While the healthcare professionals at MLHU anticipate a harsher respiratory season as compared to the pre-pandemic years, they doubt its severity will match the preceding year. Various health institutions like London Health Sciences Centre, St. Josephs London, and St. Thomas Elgin General Hospital have already reinstated masking requirements, an action wholeheartedly supported by Dr. Kearon for high-risk settings like healthcare institutions.
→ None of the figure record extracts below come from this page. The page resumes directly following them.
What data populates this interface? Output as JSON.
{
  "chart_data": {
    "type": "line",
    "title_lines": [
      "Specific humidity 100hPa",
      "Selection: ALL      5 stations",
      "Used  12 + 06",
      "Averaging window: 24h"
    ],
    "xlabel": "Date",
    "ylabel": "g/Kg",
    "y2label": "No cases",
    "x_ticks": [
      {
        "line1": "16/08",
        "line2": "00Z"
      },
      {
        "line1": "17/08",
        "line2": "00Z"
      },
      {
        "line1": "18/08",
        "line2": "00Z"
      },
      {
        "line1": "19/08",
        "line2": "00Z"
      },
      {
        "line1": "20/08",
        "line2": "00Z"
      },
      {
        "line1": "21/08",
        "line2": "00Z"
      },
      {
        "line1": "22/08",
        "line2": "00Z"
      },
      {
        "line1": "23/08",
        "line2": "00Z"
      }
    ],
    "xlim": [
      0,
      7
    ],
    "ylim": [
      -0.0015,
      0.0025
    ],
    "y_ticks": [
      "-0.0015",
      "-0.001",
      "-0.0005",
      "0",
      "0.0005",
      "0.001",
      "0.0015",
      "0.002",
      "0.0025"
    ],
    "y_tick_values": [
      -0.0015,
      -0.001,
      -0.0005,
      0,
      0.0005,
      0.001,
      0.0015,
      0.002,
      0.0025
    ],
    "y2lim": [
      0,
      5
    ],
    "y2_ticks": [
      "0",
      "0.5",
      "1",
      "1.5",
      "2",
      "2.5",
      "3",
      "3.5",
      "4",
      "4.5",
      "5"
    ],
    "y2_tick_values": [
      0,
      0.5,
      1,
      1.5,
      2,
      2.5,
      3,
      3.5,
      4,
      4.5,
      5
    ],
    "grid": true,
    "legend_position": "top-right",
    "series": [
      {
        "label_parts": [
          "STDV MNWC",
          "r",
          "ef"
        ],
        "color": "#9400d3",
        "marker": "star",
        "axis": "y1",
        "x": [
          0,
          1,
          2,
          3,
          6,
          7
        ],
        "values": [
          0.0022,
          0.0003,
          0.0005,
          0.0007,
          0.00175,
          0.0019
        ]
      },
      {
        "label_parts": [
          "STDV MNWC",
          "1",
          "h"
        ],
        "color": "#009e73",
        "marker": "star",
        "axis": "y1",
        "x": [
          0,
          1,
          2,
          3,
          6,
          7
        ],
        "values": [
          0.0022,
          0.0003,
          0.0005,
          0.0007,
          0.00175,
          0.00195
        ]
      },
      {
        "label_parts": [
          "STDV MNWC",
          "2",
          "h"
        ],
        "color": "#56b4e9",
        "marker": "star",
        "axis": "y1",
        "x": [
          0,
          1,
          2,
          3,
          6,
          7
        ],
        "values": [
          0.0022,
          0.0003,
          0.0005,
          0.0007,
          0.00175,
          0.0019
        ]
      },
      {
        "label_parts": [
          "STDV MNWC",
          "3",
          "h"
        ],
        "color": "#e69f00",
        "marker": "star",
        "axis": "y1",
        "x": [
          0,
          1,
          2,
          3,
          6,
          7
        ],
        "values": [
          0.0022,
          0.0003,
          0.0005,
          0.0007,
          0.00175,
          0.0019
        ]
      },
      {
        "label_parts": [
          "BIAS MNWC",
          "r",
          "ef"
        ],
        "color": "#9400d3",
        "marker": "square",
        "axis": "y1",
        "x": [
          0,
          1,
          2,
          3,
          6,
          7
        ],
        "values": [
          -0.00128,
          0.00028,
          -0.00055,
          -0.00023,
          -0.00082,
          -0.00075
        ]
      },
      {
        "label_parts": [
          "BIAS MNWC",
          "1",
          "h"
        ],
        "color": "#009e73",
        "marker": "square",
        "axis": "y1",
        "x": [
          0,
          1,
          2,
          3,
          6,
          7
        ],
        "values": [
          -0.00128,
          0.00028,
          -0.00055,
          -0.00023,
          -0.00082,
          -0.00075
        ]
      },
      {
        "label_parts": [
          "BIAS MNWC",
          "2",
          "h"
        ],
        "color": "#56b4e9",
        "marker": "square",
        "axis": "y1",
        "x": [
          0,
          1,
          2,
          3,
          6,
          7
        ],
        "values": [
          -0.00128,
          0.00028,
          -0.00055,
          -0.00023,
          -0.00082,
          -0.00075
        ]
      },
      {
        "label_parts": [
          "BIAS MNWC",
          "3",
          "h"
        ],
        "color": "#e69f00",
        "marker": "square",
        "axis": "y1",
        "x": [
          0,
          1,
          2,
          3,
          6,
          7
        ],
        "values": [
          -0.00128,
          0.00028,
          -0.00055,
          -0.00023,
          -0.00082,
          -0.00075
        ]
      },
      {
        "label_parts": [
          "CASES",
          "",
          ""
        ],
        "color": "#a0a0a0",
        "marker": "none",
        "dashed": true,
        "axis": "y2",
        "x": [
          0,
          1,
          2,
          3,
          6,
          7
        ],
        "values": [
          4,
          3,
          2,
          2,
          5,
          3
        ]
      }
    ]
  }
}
Although any introduction of restrictions does not seem imminent for now, changes, if they happen, won’t be out of the blue, especially in the face of a new virus variant that does not respond to the immune response engendered by vaccines or the previous infection. Luckily, as of yet, the likelihood of such a scenario remains low.

With the new vaccine booster ready to make its debut, experts urge citizens to get vaccinated. Professor Eric Arts, while expressing apprehension about the likelihood of increased infections in indoor settings, warns against underestimating the potential lifelong health impacts of long COVID. He emphasizes the significance of preventing infection not just for short-term recovery, but also for one’s long-term health.